Prayer is a form of communication between God and ourselves by which we set before Him our desires, our joys, our complaints — in short, all that goes on in our heart. This being so, every time we call on the Lord we should be careful to descend into the depth of our heart and to speak to Him from there, and not just with the throat or tongue.
Of course, it is true that the tongue is helpful in prayer, in that it keeps the spirit more attentive as it thinks about God, and also because this part of our body, specially designed to extol God’s glory, must be engaged alongside the heart in reflecting on His goodness. Yet the Lord announces through His prophet that punishment awaits those who honor Him with their lips while having no will to actually do it — people whose hearts are far from Him.
Then the Lord said,
“Because this people draw near with their words
And honor Me with their lip service,
But they remove their hearts far from Me,
And their reverence for Me consists of tradition learned by rote,
Therefore behold, I will once again deal marvelously with this people, wondrously marvelous;
And the wisdom of their wise men will perish,
And the discernment of their discerning men will be concealed.” Isaiah 29:13, 14
‘This people honors Me with their lips,
But their heart is far away from Me.
‘But in vain do they worship Me,
Teaching as doctrines the precepts of men.’” Matthew 15:8, 9
If true prayer has to be a pure movement of our heart towards God, we must rid ourselves of every thought of our own glory, all notion of our own dignity and self-confidence. So it is that the prophet exhorts us to pray, not relying on our own righteousness but on the Lord’s immense mercy, that He may grant our requests out of love for Himself, seeing that we are named with His Name.
O my God, incline Your ear and hear! Open Your eyes and see our desolations and the city which is called by Your name; for we are not presenting our supplications before You on account of any merits of our own, but on account of Your great compassion. O Lord, hear! O Lord, forgive! O Lord, listen and take action!
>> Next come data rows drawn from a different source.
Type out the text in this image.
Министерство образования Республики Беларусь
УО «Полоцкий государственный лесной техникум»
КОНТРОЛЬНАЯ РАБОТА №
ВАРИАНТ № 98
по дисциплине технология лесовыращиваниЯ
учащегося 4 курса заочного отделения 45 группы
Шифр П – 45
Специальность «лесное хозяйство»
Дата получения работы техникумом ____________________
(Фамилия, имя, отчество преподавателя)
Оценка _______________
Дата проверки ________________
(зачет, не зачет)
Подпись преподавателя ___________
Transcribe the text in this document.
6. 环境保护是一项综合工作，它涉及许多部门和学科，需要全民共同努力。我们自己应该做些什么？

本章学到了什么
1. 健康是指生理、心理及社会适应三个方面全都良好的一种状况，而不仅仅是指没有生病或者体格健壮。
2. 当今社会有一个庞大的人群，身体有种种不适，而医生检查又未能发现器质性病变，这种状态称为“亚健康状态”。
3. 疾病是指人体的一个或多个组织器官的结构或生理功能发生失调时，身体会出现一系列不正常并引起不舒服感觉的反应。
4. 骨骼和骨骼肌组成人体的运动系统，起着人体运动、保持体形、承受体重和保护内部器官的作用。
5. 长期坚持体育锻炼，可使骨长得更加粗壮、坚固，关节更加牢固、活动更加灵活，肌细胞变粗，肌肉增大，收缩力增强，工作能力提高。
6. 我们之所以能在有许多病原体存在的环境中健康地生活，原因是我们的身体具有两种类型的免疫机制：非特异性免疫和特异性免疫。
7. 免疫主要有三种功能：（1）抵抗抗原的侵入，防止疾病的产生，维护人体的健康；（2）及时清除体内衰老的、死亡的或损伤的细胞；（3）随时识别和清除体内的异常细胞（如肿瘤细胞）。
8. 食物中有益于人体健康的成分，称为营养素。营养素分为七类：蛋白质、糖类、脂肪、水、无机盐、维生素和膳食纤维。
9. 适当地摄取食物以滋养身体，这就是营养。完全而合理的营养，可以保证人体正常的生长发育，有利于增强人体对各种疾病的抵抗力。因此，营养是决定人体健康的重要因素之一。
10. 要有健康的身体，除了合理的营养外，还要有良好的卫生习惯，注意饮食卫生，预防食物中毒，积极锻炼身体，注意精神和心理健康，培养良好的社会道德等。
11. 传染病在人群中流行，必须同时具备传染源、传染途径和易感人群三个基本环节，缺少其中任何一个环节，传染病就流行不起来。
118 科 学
For Your own sake, O my God, do not delay, because Your city and Your people are called by Your name.” Daniel 9:18, 19
This awareness that we have of our own extreme need must in no way deter us from approaching God. Prayer has not been instituted that we might arrogantly exalt ourselves before God, nor that we should extol our dignity, but so that we might admit our poverty, groaning like children telling the father about their troubles. Such a way of thinking should, rather, be like a spur, moving us to pray even more.
There are two things which should really stir us up to pray: first of all, God’s directive which commands us to pray; and then the promise by which He assure us that we will receive what we ask.
Those who call on God and pray to Him receive remarkable comfort, for they know that by praying they are doing something which pleases Him. Being sure of the promise, they have, in addition, the certainty of being answered. “Ask, and you will receive. Knock, and it will be opened to you. Seek and you will find” (Matthew 7:7), says the Lord. And again, “Call on me in the day of distress; I will deliver you, and you will glorify Me.” (Psalm 50:15)
This last passage points out that there are two sorts of prayer: invocation (or request) and thanksgiving. In request we set out before God what our hearts desire. In thanksgiving we acknowledge the blessings He has given us. And we must make sure that we constantly use both kinds of prayer.
This is because we are plagued with such poverty and destitution that even the best of us must sigh and groan continually, and call on the Lord with all humility. On the other hand, the generous gifts which the Lord lavishes upon us in His goodness are so very abundant that, wherever we look, the wonders of His works are seen to be so great, that we always have reason for praise and thanksgiving.